Great article from a couple weeks back by Adrian Chen about Perry Fellwock, the original NSA whistleblower:
He was tasked with analyzing Soviet air force activities. Though the American public at home was terrified by the Soviet threat, Fellwock said his access to raw intelligence made him feel safer—even if he had once anxiously tracked a flight of nuclear-armed Russian bombers heading straight toward Istanbul, pulling a U-turn just short of the line that would have set off a nuclear war.
“I thought we were keeping World War III from happening, I really thought that was what our job was,” Fellwock said. “Because we knew everything that was going on, and as long as we knew everything that was going on, there was a possibility of preventing everything.”
Fellwock’s faith in his mission was shaken within a year. In 1967, the Six-Day War between Israel and a number of neighboring Arab countries erupted. Israeli forces attacked an NSA spy ship, the U.S.S. Liberty, while it was on an eavesdropping mission off the coast of Egypt. Thirty-five crew members were killed, and 171 wounded.
Israel claimed that in the fog of war it had misidentified the ship as Egyptian. But James Bamford, in his book Body of Secrets, has made a strong case that the IDF knowingly attacked the spy ship in order to cover up their massacring of hundreds of Egyptian POWs in a nearby town.

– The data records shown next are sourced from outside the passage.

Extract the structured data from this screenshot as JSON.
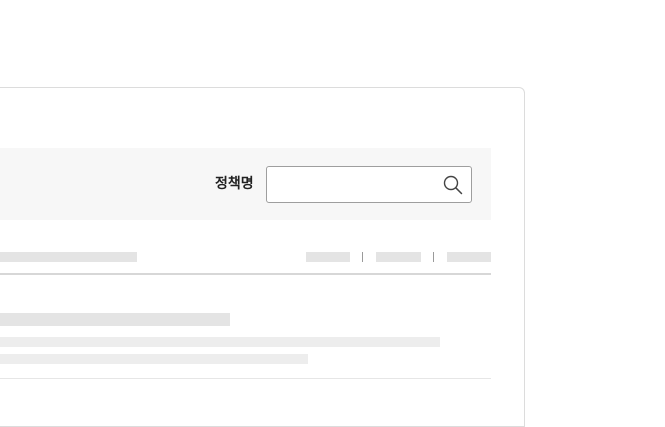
{
  "search": {
    "label": "정책명",
    "value": ""
  },
  "icons": {
    "search": "search-icon"
  },
  "colors": {
    "panel_background": "#f7f7f7",
    "skeleton": "#e4e4e4",
    "border": "#dcdcdc"
  }
}
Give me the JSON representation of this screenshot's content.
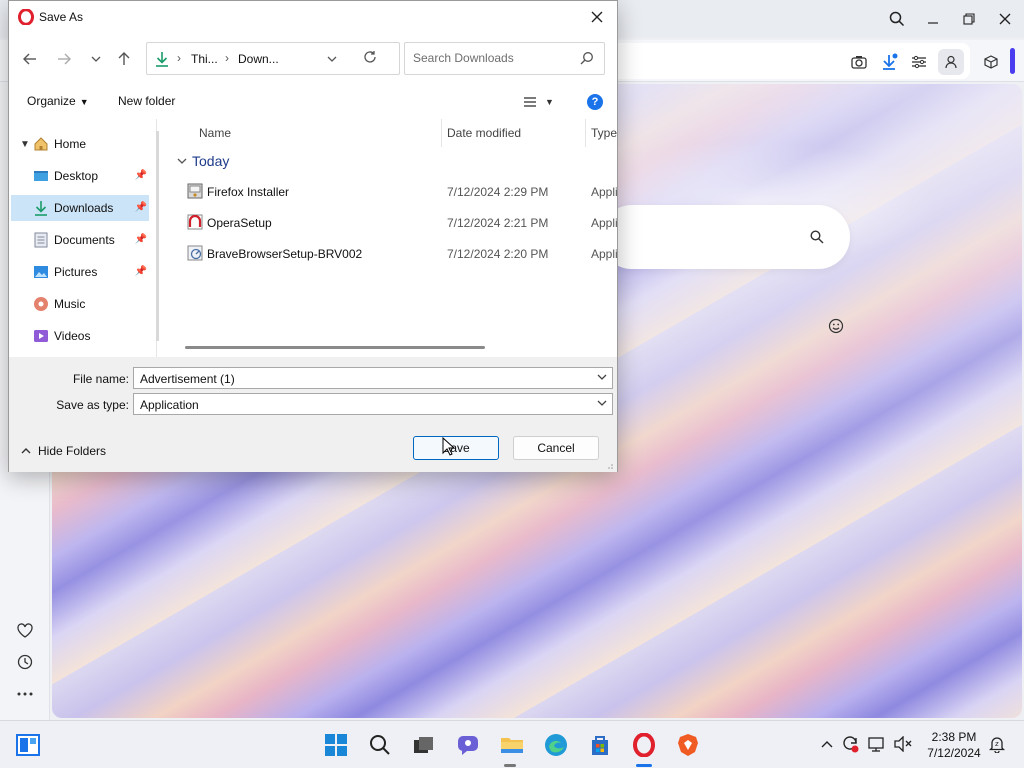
{
  "dialog": {
    "title": "Save As",
    "breadcrumb": [
      "Thi...",
      "Down..."
    ],
    "search_placeholder": "Search Downloads",
    "commands": {
      "organize": "Organize",
      "new_folder": "New folder"
    },
    "nav_items": [
      {
        "label": "Home",
        "icon": "home-icon",
        "pinned": false
      },
      {
        "label": "Desktop",
        "icon": "desktop-icon",
        "pinned": true
      },
      {
        "label": "Downloads",
        "icon": "download-icon",
        "pinned": true
      },
      {
        "label": "Documents",
        "icon": "documents-icon",
        "pinned": true
      },
      {
        "label": "Pictures",
        "icon": "pictures-icon",
        "pinned": true
      },
      {
        "label": "Music",
        "icon": "music-icon",
        "pinned": false
      },
      {
        "label": "Videos",
        "icon": "videos-icon",
        "pinned": false
      }
    ],
    "columns": {
      "name": "Name",
      "date": "Date modified",
      "type": "Type"
    },
    "group": "Today",
    "files": [
      {
        "name": "Firefox Installer",
        "date": "7/12/2024 2:29 PM",
        "type": "Appli",
        "icon": "installer-icon"
      },
      {
        "name": "OperaSetup",
        "date": "7/12/2024 2:21 PM",
        "type": "Appli",
        "icon": "opera-setup-icon"
      },
      {
        "name": "BraveBrowserSetup-BRV002",
        "date": "7/12/2024 2:20 PM",
        "type": "Appli",
        "icon": "brave-setup-icon"
      }
    ],
    "file_name_label": "File name:",
    "file_name_value": "Advertisement (1)",
    "save_type_label": "Save as type:",
    "save_type_value": "Application",
    "hide_folders": "Hide Folders",
    "save_button": "Save",
    "cancel_button": "Cancel"
  },
  "taskbar": {
    "time": "2:38 PM",
    "date": "7/12/2024"
  },
  "colors": {
    "accent": "#0067c0",
    "selection": "#cce4f7",
    "opera_red": "#e0202c",
    "help_blue": "#1a73e8"
  }
}
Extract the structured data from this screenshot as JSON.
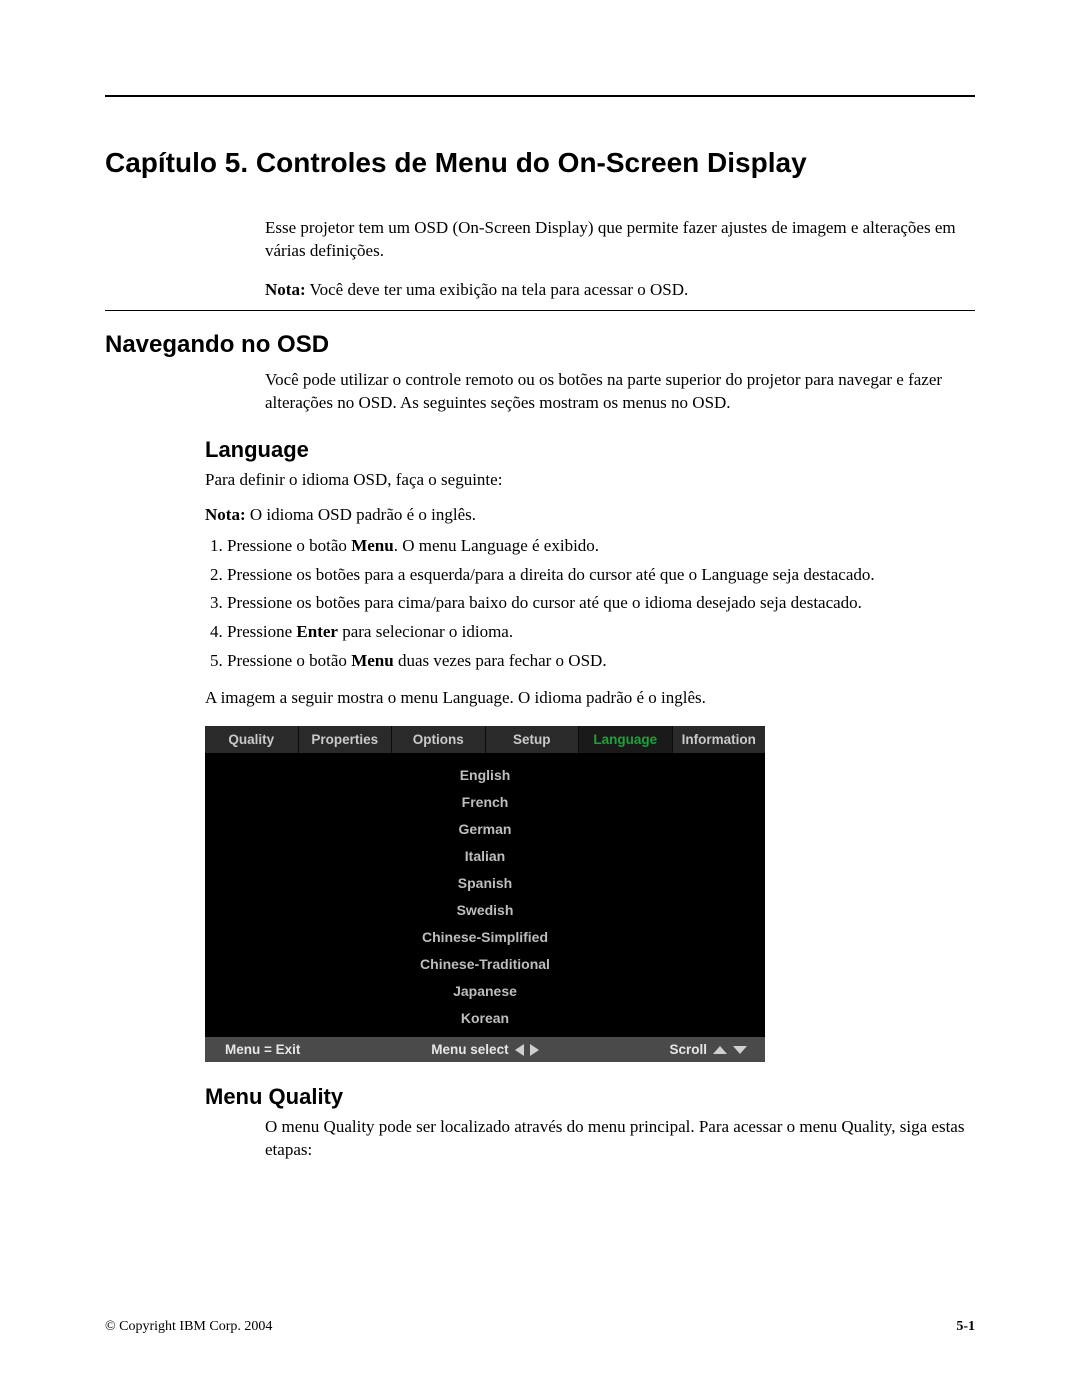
{
  "chapter_title": "Capítulo 5. Controles de Menu do On-Screen Display",
  "intro": "Esse projetor tem um OSD (On-Screen Display) que permite fazer ajustes de imagem e alterações em várias definições.",
  "nota1_label": "Nota:",
  "nota1_text": " Você deve ter uma exibição na tela para acessar o OSD.",
  "section1_title": "Navegando no OSD",
  "section1_body": "Você pode utilizar o controle remoto ou os botões na parte superior do projetor para navegar e fazer alterações no OSD. As seguintes seções mostram os menus no OSD.",
  "sub_language": "Language",
  "lang_intro": "Para definir o idioma OSD, faça o seguinte:",
  "nota2_label": "Nota:",
  "nota2_text": " O idioma OSD padrão é o inglês.",
  "steps": {
    "s1a": "Pressione o botão ",
    "s1b": "Menu",
    "s1c": ". O menu Language é exibido.",
    "s2": "Pressione os botões para a esquerda/para a direita do cursor até que o Language seja destacado.",
    "s3": "Pressione os botões para cima/para baixo do cursor até que o idioma desejado seja destacado.",
    "s4a": "Pressione ",
    "s4b": "Enter",
    "s4c": " para selecionar o idioma.",
    "s5a": "Pressione o botão ",
    "s5b": "Menu",
    "s5c": " duas vezes para fechar o OSD."
  },
  "lang_fig_caption": "A imagem a seguir mostra o menu Language. O idioma padrão é o inglês.",
  "osd": {
    "tabs": [
      "Quality",
      "Properties",
      "Options",
      "Setup",
      "Language",
      "Information"
    ],
    "active_index": 4,
    "items": [
      "English",
      "French",
      "German",
      "Italian",
      "Spanish",
      "Swedish",
      "Chinese-Simplified",
      "Chinese-Traditional",
      "Japanese",
      "Korean"
    ],
    "footer_left": "Menu = Exit",
    "footer_mid": "Menu select",
    "footer_right": "Scroll"
  },
  "sub_quality": "Menu Quality",
  "quality_body": "O menu Quality pode ser localizado através do menu principal. Para acessar o menu Quality, siga estas etapas:",
  "footer_left": "© Copyright IBM Corp. 2004",
  "footer_right": "5-1"
}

Whatever the case, the incident sparked outrage within the NSA, especially after Lyndon Johnson’s administration covered it up so as not to embarrass the U.S.’s strongest ally in the Middle East.
For Fellwock, the intrigue surrounding the Liberty incident opened up new, dark possibilities. “It made begin to wonder what the heck is going on in the world,” he said. “This is not the way things are supposed to be.“
Having glimpsed the chaos of a war the U.S. wasn’t even a party to, Fellwock began to wonder about the ongoing American war in Vietnam. In 1968, his curiosity overcame his aversion to combat and he volunteered for Vietnam. “I had to find out why things were going this way,” he said.